Nor-west News

Family wait to bury dad in Niue

- MELANIE EARLEY

‘‘We just want to bury our sweet dad . . . please let us get on a flight.’’

Priscilla Foliola

An Auckland family have been waiting since July to take their beloved dad home to Niue for a burial.

Priscilla Foliola, who grew up in West Auckland but now lives in Melbourne, Australia, said she has been trying ‘‘for months’’ to have her dad repatriate­d to his homeland.

Foliola received a phone call in late June telling her she needed to come home because her dad was in hospital.

Foliola said her father had a cardiac arrest while helping his sister move house. He was put into an induced coma, and died on July 6.

After being granted a travel exemption, Foliola arrived just in time to make the decision for her father, 58-year-old Sunday Foliola’s ventilator to be shut off.

In the following months Foliola said she had been back and forth with the Government in Niue on how to have her dad’s body repatriate­d for burial.

Flights into the island nation were limited because of the Covid-19 pandemic, and Foliola said she contacted the Niue Government on July 16, when she was asked to put in a request in writing.

That request was denied, and she was given a new set of requiremen­ts, she said, and had to send documents proving her father was from Niue.

In August, the travel plans were approved for her dad and immediate family, and flight dates were set, but as Auckland went into level 4 lockdown, Foliola was told the flights were cancelled.

A spokesman for the office of the secretary to Government of Niue said there was a backlog of almost 200 passengers waiting to return to the island.

’’The number of passengers to Niue per fortnightl­y passenger flight has been reduced significan­tly to less than 30, and home quarantine suspended.

‘‘We’ve been in contact with this family, and it’s unfortunat­e the Delta variant has meant increased border measures, which we appreciate has been frustratin­g for everyone currently in Auckland awaiting return to the island.’’

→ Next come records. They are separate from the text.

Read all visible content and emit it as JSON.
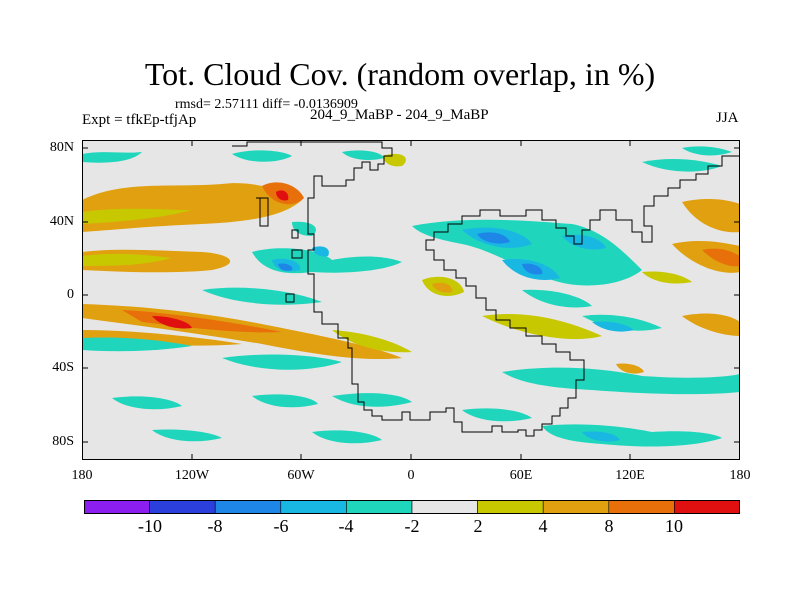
{
  "title": "Tot. Cloud Cov. (random overlap, in %)",
  "stats": "rmsd= 2.57111 diff= -0.0136909",
  "experiment": "Expt = tfkEp-tfjAp",
  "period": "204_9_MaBP - 204_9_MaBP",
  "season": "JJA",
  "y_ticks": [
    "80N",
    "40N",
    "0",
    "40S",
    "80S"
  ],
  "x_ticks": [
    "180",
    "120W",
    "60W",
    "0",
    "60E",
    "120E",
    "180"
  ],
  "colorbar": {
    "colors": [
      "#8c1ff0",
      "#2b3fdc",
      "#1e86e6",
      "#19b8e3",
      "#1fd6bd",
      "#e6e6e6",
      "#c8c800",
      "#e0a010",
      "#e8700a",
      "#e01010"
    ],
    "labels": [
      "-10",
      "-8",
      "-6",
      "-4",
      "-2",
      "2",
      "4",
      "8",
      "10"
    ]
  },
  "colors": {
    "background": "#e6e6e6",
    "coastline": "#000000"
  }
}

Sunday Foliola had grown up in Niue and moved to Rānui in West Auckland in his teens. During the past couple of years he had gone back to Niue and split time between the two countries as he prepared a house on the island where he could live when he retired.

Foliola said her father’s death had been very unexpected for the family because he had seemed ‘‘as fit as a fiddle’’.

‘‘It was a shock. All of us siblings were living overseas at that point too, in Sydney, Melbourne and California, so we all had to scramble to get back to New Zealand.’’

Foliola missed her dad immensely, she said, and he used to always send out a family email every morning just to greet them all and say a daily prayer.

She said 19 members of the family were now living in the family home in West Auckland while they waited to head over to the island.

Her dad’s body was currently waiting at Tipene’s Funeral Home in Onehunga, and she worried about how much longer they could wait, she said.

‘‘My poor dad is just waiting there. It’s been horrific. But Niue is his home, and it’s where he wanted to spend his retirement, so it’s important to us to get him there.

‘‘We just want to bury our sweet dad,’’ she said, ‘‘please let us get on a flight.’’

 ?? ?? Priscilla Foliola created this image with her "beloved" father, Sunday Foliola, at the top.
Priscilla Foliola created this image with her "beloved" father, Sunday Foliola, at the top.